"Qualcosa" di Chiara Gamberale - 5 ragioni per leggerlo!

Buon venerdì amici,
voglio regalarvi un weekend di spensieratezza, dunque vi propongo la lettura di "Qualcosa" di Chiara Gamberale. 





"Ricorda, Principessina: tutto quello che ti serve per riempire la tua vita è robaccia, è acqua sporca. Tutto quello che la tua vita accoglierà, perché le capita e perché comunque le starebbe bene anche essere vuota, è invece roba buona, acqua pulita."


Trama.

La Principessa Qualcosa di Troppo, fin dalla nascita, rivela di possedere una meravigliosa ma pericolosa caratteristica: non ha limiti, è esagerata in tutto quello che fa. Si muove troppo, piange troppo, ride troppo e, soprattutto, vuole troppo. Ma quando, per la prima volta, un vero dolore la sorprende, la Principessa si ritrova «un buco al posto del cuore». Com’è possibile che proprio lei, abituata a emozioni tanto forti, improvvisamente non ne provi più nessuna? Smarrita, Qualcosa di Troppo prende a vagare per il regno e incontra così il Cavalier Niente che vive da solo in cima a una collina e passa tutto il giorno a «non-fare qualcosa di importante». Grazie a lui, anche la Principessa scopre il valore del «non-fare», del silenzio, perfino della noia: tutto quello da cui è abituata a fuggire. Tanto che, presto, Qualcosa di Troppo si ribella. E si tuffa in Smorfialibro, il nuovo modo di comunicare per cui tutti nel regno sembrano essere impazziti, s’innamora di un Principe sempre allegro, di un Conte sempre triste, di un Duca sempre indignato e, pur di non fermarsi e di non sentire l’insopportabile «nostalgia di Niente» che la perseguita, vive tante, troppe avventure… 


5 ragioni per leggerlo...


  • È una favola. Questo genere non è adatto solo ai bambini, ma anche ai più grandi che spesso hanno bisogno di messaggi semplici, che colpiscano nel vivo, per rendersi conto di ciò che non va nella loro vita e trovare una soluzione, col sorriso sulle labbra.

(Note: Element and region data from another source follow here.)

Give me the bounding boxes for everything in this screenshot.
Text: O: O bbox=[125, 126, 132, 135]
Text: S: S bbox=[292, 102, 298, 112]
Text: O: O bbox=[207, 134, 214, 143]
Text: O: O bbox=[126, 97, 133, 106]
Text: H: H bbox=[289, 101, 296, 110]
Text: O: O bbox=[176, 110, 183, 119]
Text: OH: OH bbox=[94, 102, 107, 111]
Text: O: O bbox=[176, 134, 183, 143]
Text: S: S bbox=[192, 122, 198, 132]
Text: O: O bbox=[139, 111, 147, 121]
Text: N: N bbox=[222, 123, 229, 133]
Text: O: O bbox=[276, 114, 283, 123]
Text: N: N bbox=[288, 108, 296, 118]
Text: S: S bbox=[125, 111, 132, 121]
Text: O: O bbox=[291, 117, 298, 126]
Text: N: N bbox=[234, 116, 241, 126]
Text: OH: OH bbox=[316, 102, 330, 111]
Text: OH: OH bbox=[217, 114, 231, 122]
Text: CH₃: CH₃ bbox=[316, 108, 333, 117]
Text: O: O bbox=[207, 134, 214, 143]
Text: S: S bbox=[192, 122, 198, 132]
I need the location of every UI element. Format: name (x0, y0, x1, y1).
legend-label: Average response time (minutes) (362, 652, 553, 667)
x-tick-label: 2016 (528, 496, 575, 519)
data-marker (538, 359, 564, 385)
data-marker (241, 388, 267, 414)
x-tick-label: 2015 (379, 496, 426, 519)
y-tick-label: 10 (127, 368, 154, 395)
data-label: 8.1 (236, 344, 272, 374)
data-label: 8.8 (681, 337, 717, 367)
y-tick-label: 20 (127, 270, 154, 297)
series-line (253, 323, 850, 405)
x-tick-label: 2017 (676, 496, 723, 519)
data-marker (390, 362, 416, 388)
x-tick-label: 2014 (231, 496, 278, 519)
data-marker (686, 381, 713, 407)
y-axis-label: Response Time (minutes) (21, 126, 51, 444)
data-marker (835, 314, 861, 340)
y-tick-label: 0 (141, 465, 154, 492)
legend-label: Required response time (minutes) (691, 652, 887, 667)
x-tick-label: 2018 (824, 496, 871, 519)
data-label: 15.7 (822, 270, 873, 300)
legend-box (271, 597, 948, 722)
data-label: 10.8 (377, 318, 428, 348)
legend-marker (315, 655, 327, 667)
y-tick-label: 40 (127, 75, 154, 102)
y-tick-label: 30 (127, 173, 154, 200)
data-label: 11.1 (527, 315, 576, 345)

  • La morale. L'avventura di Principessa Qualcosa di Troppo insegna a non accontentarsi, a smettere di colmare il vuoto che a volte sentiamo dentro con insulse relazioni o effimere emozioni. Dobbiamo affrontare la vita così come viene: dolore, amore e amicizia renderanno la nostra esistenza degna di essere vissuta.
"È il puro fatto di stare al mondo la vera avventura"

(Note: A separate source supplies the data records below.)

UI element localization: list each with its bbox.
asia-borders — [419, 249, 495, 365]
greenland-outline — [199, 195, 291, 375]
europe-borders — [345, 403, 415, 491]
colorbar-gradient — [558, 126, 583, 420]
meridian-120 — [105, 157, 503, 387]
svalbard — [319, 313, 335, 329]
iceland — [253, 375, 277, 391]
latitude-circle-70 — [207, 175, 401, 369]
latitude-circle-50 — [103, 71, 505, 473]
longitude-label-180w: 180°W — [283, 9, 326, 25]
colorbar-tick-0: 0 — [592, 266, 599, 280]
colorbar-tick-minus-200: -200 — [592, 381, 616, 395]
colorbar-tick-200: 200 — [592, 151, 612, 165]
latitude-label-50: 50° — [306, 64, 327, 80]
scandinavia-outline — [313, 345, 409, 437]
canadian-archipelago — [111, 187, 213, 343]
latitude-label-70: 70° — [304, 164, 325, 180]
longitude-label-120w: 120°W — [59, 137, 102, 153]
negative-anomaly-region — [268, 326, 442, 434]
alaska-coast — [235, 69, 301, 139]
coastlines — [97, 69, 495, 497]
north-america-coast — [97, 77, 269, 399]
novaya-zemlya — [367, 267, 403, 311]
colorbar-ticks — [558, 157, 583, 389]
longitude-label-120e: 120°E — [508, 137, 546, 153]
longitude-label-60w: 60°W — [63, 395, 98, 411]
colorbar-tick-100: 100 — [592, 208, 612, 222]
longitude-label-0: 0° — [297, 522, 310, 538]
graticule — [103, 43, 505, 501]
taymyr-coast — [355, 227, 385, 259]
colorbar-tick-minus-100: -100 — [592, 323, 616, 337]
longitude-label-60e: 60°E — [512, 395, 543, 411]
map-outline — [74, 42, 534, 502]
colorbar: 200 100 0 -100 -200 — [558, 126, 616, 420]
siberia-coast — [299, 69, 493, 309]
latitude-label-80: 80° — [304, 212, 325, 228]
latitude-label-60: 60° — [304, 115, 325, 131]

  • I personaggi. Ognuno di loro è indispensabile ai fini del racconto, dai genitori della Principessa, ai suoi pretendenti, ma i protagonisti indiscussi sono Qualcosa di Troppo e Cavalier Niente. La loro amicizia, i lori comportamenti e le loro parole, sono la chiave di lettura dell'intero racconto.


  • Le illustrazioni. Tuono Pettinato rende "reali" i meravigliosi personaggi creati dalla penna dell'autrice e questo contribuisce a rendere il libro ancora più bello, colorato e brillante. I disegni sono da guardare e riguardare...vi assicuro che ne rimarrete rapiti!

  • Lo stile di Chiara Gamberale. Avete presente la canzone "Spaccacuore" di Samuele Bersani, quando dice "Spara dritto qui"? Ecco, Chiara ha una mira infallibile e arriva al cuore di noi lettori, con dolcezza. Anche in questo libro ci chiede di metterci in discussione, ma allo stesso tempo, ci fa sentire al sicuro, garantendoci che c'è un rimedio per tutto. Le sue parole sono come una carezza in un momento buio, ma servono anche da monito per ricordarci di evitare di condurre una vita piatta e inseguire sempre ciò che ci rende felici.

A un certo punto della storia, la Principessa Qualcosa di Troppo, devastata dal dolore, ha paura perché non sente più niente, e in quel momento ho pensato alla canzone "Fango" di Jovanotti e credo proprio che sia perfetta per descrivere la situazione vissuta dalla protagonista.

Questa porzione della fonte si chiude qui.